Solo 401(k) Benefits

Borrow from the Plan Tax Free

With a Solo 401(k) plan, you can borrow up to $50,000 or 50% of your account value, whichever is less.  The loan can be used for any purpose, including finding a real estate project or to help build your real estate business.

The loan must be paid back at least quarterly over a five-year period.  The lowest interest rate allowed for the loan is the Prime interest rate, which is 8.50% as of February 2024.  Unfortunately, the SEP IRA does not offer any loan feature.  For many small businesses, the 401(k) loan feature is very attractive and can come in quite handy when there is a cash flow crunch.

Mega Backdoor Roth Option

A Solo 401(k) plan, employee deferrals of $23,000 or $30,500 if over the age of 50 for 2024 can be made in pre-tax, after-tax, or Roth format.  In addition, a solo 401(k) plan has a “mega backdoor Roth” option that offers one to make Roth contributions dollar-for-dollar of up to $69,000 or $76,500 if over 50 in 2024. Whereas, in the case of a SEP IRA, employer profit-sharing contributions can be made in Roth, subject to tax by the plan participant, but they must be a percentage of income or W-2, and cannot be made dollar-for-dollar like in the case of the “mega backdoor Roth” solution in a solo 401(k).

Self-Directed Investment Choices

Both the SEP IRA and the Solo 401(k) plan allow one to make traditional investments, such as stocks. However, alternative asset investments, such as real estate and cryptocurrencies can also be made. Keep in mind, not all solo 401(k) plans allow for alternative asset investments. If you want to invest in nontraditional assets, it is important to work with a company, such as IRA Financial, that has IRS-approved retirement plans for real estate and other alternative asset investments.  
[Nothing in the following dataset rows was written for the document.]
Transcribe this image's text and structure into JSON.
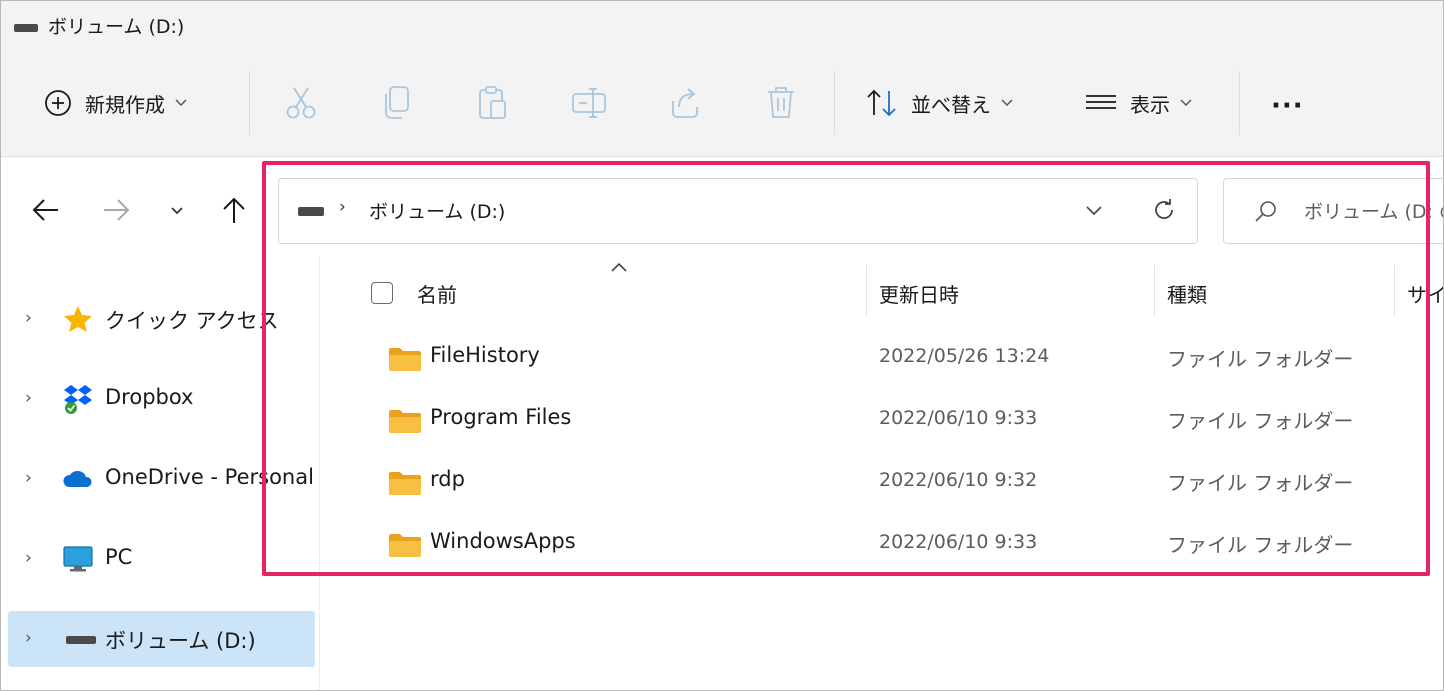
{
  "window": {
    "title": "ボリューム (D:)"
  },
  "toolbar": {
    "new_label": "新規作成",
    "sort_label": "並べ替え",
    "view_label": "表示",
    "more_label": "···"
  },
  "address": {
    "separator": "›",
    "path": "ボリューム (D:)"
  },
  "search": {
    "placeholder": "ボリューム (D: の"
  },
  "sidebar": {
    "items": [
      {
        "label": "クイック アクセス",
        "icon": "star-icon"
      },
      {
        "label": "Dropbox",
        "icon": "dropbox-icon"
      },
      {
        "label": "OneDrive - Personal",
        "icon": "onedrive-cloud-icon"
      },
      {
        "label": "PC",
        "icon": "monitor-icon"
      },
      {
        "label": "ボリューム (D:)",
        "icon": "drive-icon",
        "selected": true
      }
    ]
  },
  "columns": {
    "name": "名前",
    "date": "更新日時",
    "type": "種類",
    "size": "サイ"
  },
  "files": [
    {
      "name": "FileHistory",
      "date": "2022/05/26 13:24",
      "type": "ファイル フォルダー"
    },
    {
      "name": "Program Files",
      "date": "2022/06/10 9:33",
      "type": "ファイル フォルダー"
    },
    {
      "name": "rdp",
      "date": "2022/06/10 9:32",
      "type": "ファイル フォルダー"
    },
    {
      "name": "WindowsApps",
      "date": "2022/06/10 9:33",
      "type": "ファイル フォルダー"
    }
  ],
  "colors": {
    "highlight": "#e8245f",
    "selection": "#cce4f7",
    "folder": "#f8c043"
  }
}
Read More: Self-Directed Investment Options

Tax-Free Leverage

If you want to invest in real estate, the ability to use a nonrecourse loan with a Solo 401(k) plan without tax is one of the biggest advantages the plan has over the SEP IRA.  All good real estate investors understand the benefit of using leverage to buy real estate. 

Under IRC 514, a 401(k) plan, but not an IRA, is exempt from the UBTI tax. In the case of a real estate investment, the UBTI would be triggered when an IRA uses leverage to make a purchase. Up to a 37% tax would be imposed on the income generated based off the percentage of the financed portion of the real estate property.

With a Solo 401(k), you do not need to worry about UBTI. For that reason alone, any self-employed real estate investor should always opt for the Solo 401(k) vs. the SEP IRA!

Conclusion

The ability to maximize annual tax benefits by making high annual plan contributions, utilize the loan option for any purpose without tax or penalty, and the ability to use leverage to acquire real estate without any tax, makes the Solo 401(k) plan the best retirement plan for the self-employed real estate investor.